Silverado 1500

Make
Chevrolet
Segment
Sports Car

Following a two-week shutdown, General Motors has confirmed it will restart full production of its full-size Chevrolet Silverado and GMC Sierra pickup trucks this coming Monday, August 2. The Flint Assembly plant had been on a one-shift-only policy for most of this month. Two other production facilities that build these vehicles, Fort Wayne Assembly in Indiana and Silao Assembly in Mexico, will also return to full operations on Monday after being shut down entirely in the second half of July. However, full truck production isn't coming without a sacrifice made elsewhere.

The Detroit Free Press was told by the automaker that the three plants charged with building midsize SUVs like the Chevy Traverse and Buick Enclave will see their current downtime extended by an additional week, starting Monday.

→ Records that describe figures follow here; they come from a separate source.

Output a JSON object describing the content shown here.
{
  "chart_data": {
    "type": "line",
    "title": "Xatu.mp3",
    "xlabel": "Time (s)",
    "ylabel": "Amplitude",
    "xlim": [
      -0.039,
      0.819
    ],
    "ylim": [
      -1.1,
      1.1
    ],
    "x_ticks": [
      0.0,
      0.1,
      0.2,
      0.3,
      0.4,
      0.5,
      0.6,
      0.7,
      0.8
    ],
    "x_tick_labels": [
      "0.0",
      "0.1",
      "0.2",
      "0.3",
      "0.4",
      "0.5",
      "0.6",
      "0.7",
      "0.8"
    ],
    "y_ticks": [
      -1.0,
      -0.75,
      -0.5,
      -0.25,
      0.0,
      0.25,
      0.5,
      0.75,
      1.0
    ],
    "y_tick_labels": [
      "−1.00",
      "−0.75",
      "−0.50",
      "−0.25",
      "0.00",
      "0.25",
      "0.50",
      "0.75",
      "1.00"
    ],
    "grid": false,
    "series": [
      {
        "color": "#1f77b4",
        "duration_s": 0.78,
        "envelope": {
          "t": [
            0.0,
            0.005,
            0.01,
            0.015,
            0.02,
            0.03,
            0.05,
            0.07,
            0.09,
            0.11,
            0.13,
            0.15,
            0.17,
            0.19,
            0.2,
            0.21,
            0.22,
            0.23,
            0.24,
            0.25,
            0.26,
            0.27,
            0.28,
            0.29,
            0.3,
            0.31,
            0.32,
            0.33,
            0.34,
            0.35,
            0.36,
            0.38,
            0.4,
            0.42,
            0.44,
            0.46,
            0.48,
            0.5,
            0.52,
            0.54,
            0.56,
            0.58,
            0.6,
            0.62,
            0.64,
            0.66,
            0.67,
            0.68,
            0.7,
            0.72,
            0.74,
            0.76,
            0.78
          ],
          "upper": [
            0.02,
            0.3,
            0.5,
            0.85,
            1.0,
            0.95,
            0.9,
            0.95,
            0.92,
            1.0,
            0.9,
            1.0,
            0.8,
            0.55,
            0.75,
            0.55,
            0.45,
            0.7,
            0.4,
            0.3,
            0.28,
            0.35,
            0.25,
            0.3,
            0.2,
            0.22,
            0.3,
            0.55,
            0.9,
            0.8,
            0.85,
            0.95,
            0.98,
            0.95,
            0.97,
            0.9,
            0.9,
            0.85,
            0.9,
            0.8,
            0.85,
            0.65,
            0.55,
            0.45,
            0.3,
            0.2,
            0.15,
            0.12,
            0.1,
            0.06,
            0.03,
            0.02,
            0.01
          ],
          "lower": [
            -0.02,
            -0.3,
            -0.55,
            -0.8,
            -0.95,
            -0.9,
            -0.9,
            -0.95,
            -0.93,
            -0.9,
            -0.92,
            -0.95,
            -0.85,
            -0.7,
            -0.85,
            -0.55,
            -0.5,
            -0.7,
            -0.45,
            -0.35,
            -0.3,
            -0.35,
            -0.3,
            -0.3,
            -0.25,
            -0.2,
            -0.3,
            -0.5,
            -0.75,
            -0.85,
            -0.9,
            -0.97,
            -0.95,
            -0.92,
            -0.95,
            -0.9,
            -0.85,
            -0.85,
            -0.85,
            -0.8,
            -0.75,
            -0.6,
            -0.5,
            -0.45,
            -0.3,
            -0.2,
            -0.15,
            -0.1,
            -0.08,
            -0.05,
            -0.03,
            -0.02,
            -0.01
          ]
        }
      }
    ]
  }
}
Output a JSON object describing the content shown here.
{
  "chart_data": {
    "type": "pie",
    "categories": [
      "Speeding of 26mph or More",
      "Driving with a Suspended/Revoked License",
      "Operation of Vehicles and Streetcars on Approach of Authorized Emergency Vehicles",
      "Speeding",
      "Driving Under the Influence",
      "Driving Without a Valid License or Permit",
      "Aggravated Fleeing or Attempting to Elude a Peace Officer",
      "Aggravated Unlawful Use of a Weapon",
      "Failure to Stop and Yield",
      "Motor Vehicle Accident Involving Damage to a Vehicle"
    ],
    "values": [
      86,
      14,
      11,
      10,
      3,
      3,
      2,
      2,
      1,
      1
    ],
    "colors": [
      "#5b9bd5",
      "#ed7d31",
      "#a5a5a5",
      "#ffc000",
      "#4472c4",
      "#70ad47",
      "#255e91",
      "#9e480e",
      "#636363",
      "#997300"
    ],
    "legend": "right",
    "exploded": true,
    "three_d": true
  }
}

Truck production, at least for now, takes priority above all else. "Although the situation remains complex and very fluid, our global purchasing and supply chain, engineering and manufacturing teams continue to find creative solutions and make strides working with the supply base to minimize the impact to our highest-demand and capacity-constrained vehicles," a GM spokesperson said.

Automakers have been faced with a crisis unlike ever before due to a lack of semiconductor chips. These essential chips are only about the size of a thumbnail and yet they control vital vehicle systems. New vehicles typically cannot be completed and shipped to dealers without them but clever workarounds have been implemented.

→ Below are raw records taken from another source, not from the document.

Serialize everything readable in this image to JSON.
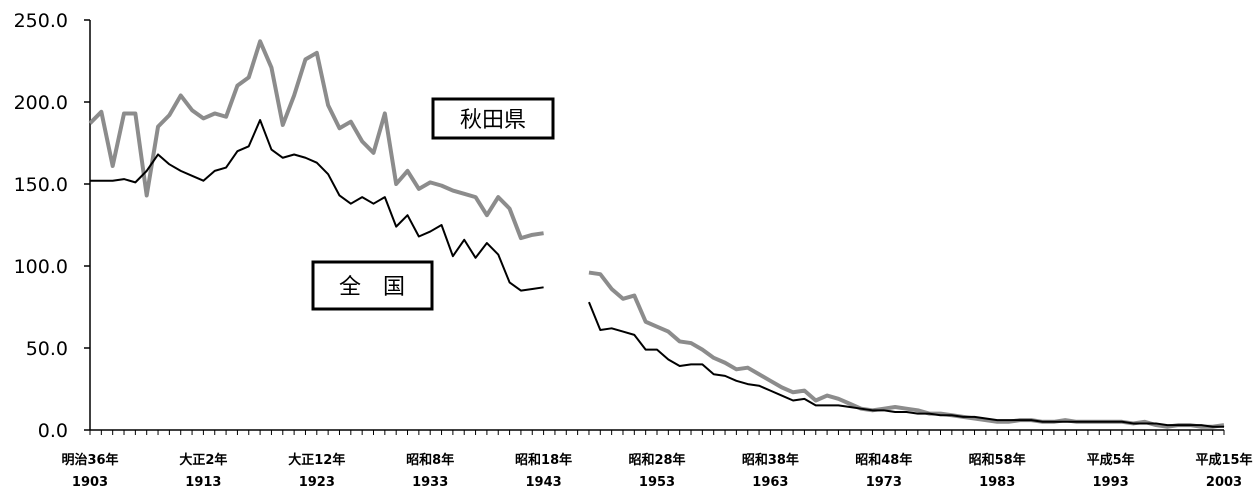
{
  "chart_data": {
    "type": "line",
    "title": "",
    "xlabel": "",
    "ylabel": "",
    "ylim": [
      0,
      250
    ],
    "xlim": [
      1903,
      2003
    ],
    "yticks": [
      "0.0",
      "50.0",
      "100.0",
      "150.0",
      "200.0",
      "250.0"
    ],
    "xticks": [
      {
        "era": "明治36年",
        "year": "1903"
      },
      {
        "era": "大正2年",
        "year": "1913"
      },
      {
        "era": "大正12年",
        "year": "1923"
      },
      {
        "era": "昭和8年",
        "year": "1933"
      },
      {
        "era": "昭和18年",
        "year": "1943"
      },
      {
        "era": "昭和28年",
        "year": "1953"
      },
      {
        "era": "昭和38年",
        "year": "1963"
      },
      {
        "era": "昭和48年",
        "year": "1973"
      },
      {
        "era": "昭和58年",
        "year": "1983"
      },
      {
        "era": "平成5年",
        "year": "1993"
      },
      {
        "era": "平成15年",
        "year": "2003"
      }
    ],
    "grid": false,
    "series": [
      {
        "name": "秋田県",
        "color": "#8c8c8c",
        "width": 4,
        "segments": [
          {
            "x": [
              1903,
              1904,
              1905,
              1906,
              1907,
              1908,
              1909,
              1910,
              1911,
              1912,
              1913,
              1914,
              1915,
              1916,
              1917,
              1918,
              1919,
              1920,
              1921,
              1922,
              1923,
              1924,
              1925,
              1926,
              1927,
              1928,
              1929,
              1930,
              1931,
              1932,
              1933,
              1934,
              1935,
              1936,
              1937,
              1938,
              1939,
              1940,
              1941,
              1942,
              1943
            ],
            "y": [
              187,
              194,
              161,
              193,
              193,
              143,
              185,
              192,
              204,
              195,
              190,
              193,
              191,
              210,
              215,
              237,
              221,
              186,
              204,
              226,
              230,
              198,
              184,
              188,
              176,
              169,
              193,
              150,
              158,
              147,
              151,
              149,
              146,
              144,
              142,
              131,
              142,
              135,
              117,
              119,
              120
            ]
          },
          {
            "x": [
              1947,
              1948,
              1949,
              1950,
              1951,
              1952,
              1953,
              1954,
              1955,
              1956,
              1957,
              1958,
              1959,
              1960,
              1961,
              1962,
              1963,
              1964,
              1965,
              1966,
              1967,
              1968,
              1969,
              1970,
              1971,
              1972,
              1973,
              1974,
              1975,
              1976,
              1977,
              1978,
              1979,
              1980,
              1981,
              1982,
              1983,
              1984,
              1985,
              1986,
              1987,
              1988,
              1989,
              1990,
              1991,
              1992,
              1993,
              1994,
              1995,
              1996,
              1997,
              1998,
              1999,
              2000,
              2001,
              2002,
              2003
            ],
            "y": [
              96,
              95,
              86,
              80,
              82,
              66,
              63,
              60,
              54,
              53,
              49,
              44,
              41,
              37,
              38,
              34,
              30,
              26,
              23,
              24,
              18,
              21,
              19,
              16,
              13,
              12,
              13,
              14,
              13,
              12,
              10,
              10,
              9,
              8,
              7,
              6,
              5,
              5,
              6,
              6,
              5,
              5,
              6,
              5,
              5,
              5,
              5,
              5,
              4,
              5,
              3,
              2,
              3,
              3,
              2,
              2,
              3
            ]
          }
        ]
      },
      {
        "name": "全国",
        "color": "#000000",
        "width": 2,
        "segments": [
          {
            "x": [
              1903,
              1904,
              1905,
              1906,
              1907,
              1908,
              1909,
              1910,
              1911,
              1912,
              1913,
              1914,
              1915,
              1916,
              1917,
              1918,
              1919,
              1920,
              1921,
              1922,
              1923,
              1924,
              1925,
              1926,
              1927,
              1928,
              1929,
              1930,
              1931,
              1932,
              1933,
              1934,
              1935,
              1936,
              1937,
              1938,
              1939,
              1940,
              1941,
              1942,
              1943
            ],
            "y": [
              152,
              152,
              152,
              153,
              151,
              158,
              168,
              162,
              158,
              155,
              152,
              158,
              160,
              170,
              173,
              189,
              171,
              166,
              168,
              166,
              163,
              156,
              143,
              138,
              142,
              138,
              142,
              124,
              131,
              118,
              121,
              125,
              106,
              116,
              105,
              114,
              107,
              90,
              85,
              86,
              87
            ]
          },
          {
            "x": [
              1947,
              1948,
              1949,
              1950,
              1951,
              1952,
              1953,
              1954,
              1955,
              1956,
              1957,
              1958,
              1959,
              1960,
              1961,
              1962,
              1963,
              1964,
              1965,
              1966,
              1967,
              1968,
              1969,
              1970,
              1971,
              1972,
              1973,
              1974,
              1975,
              1976,
              1977,
              1978,
              1979,
              1980,
              1981,
              1982,
              1983,
              1984,
              1985,
              1986,
              1987,
              1988,
              1989,
              1990,
              1991,
              1992,
              1993,
              1994,
              1995,
              1996,
              1997,
              1998,
              1999,
              2000,
              2001,
              2002,
              2003
            ],
            "y": [
              78,
              61,
              62,
              60,
              58,
              49,
              49,
              43,
              39,
              40,
              40,
              34,
              33,
              30,
              28,
              27,
              24,
              21,
              18,
              19,
              15,
              15,
              15,
              14,
              13,
              12,
              12,
              11,
              11,
              10,
              10,
              9,
              9,
              8,
              8,
              7,
              6,
              6,
              6,
              6,
              5,
              5,
              5,
              5,
              5,
              5,
              5,
              5,
              4,
              4,
              4,
              3,
              3,
              3,
              3,
              2,
              2
            ]
          }
        ]
      }
    ],
    "annotations": [
      {
        "text": "秋田県",
        "series": "秋田県"
      },
      {
        "text": "全　国",
        "series": "全国"
      }
    ]
  }
}
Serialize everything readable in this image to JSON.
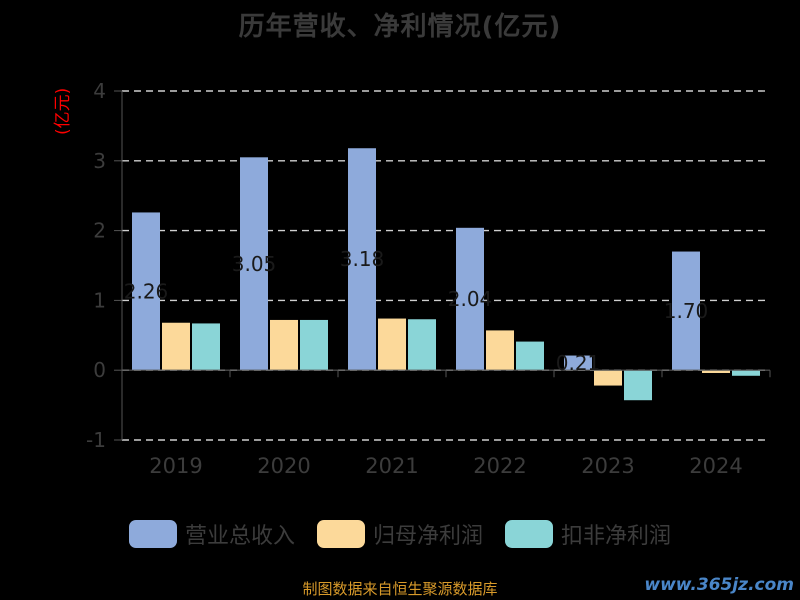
{
  "chart_data": {
    "type": "bar",
    "title": "历年营收、净利情况(亿元)",
    "ylabel": "(亿元)",
    "categories": [
      "2019",
      "2020",
      "2021",
      "2022",
      "2023",
      "2024"
    ],
    "ylim": [
      -1,
      4
    ],
    "yticks": [
      "4",
      "3",
      "2",
      "1",
      "0",
      "-1"
    ],
    "grid": true,
    "legend_position": "bottom",
    "series": [
      {
        "name": "营业总收入",
        "color": "#8eaadb",
        "values": [
          2.26,
          3.05,
          3.18,
          2.04,
          0.21,
          1.7
        ]
      },
      {
        "name": "归母净利润",
        "color": "#fcd99a",
        "values": [
          0.68,
          0.72,
          0.74,
          0.57,
          -0.22,
          -0.04
        ]
      },
      {
        "name": "扣非净利润",
        "color": "#8ad5d7",
        "values": [
          0.67,
          0.72,
          0.73,
          0.41,
          -0.43,
          -0.08
        ]
      }
    ],
    "bar_labels": [
      "2.26",
      "3.05",
      "3.18",
      "2.04",
      "0.21",
      "1.70"
    ]
  },
  "source_text": "制图数据来自恒生聚源数据库",
  "watermark_text": "www.365jz.com"
}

Stopping production, even for a limited time, is the last resort. In addition to those popular trucks, additional GM plants will be back up and running throughout August. The Cadillac CT4 and CT5, built at Lansing Grand River Assembly, will resume production on August 30; neither vehicle has been built since last May. In late September, the Cadillac XT4 assembly line will be turned back on at the Fairfax Assembly though the Chevy Malibu, which is also built there, will not resume production yet. The Chevy Equinox and GMC Terrain production in Mexico won't begin again until August 16 after a month of downtime.

Whether GM can maintain its new schedule remains unknown. It all boils down to chip supplies and how they're allocated.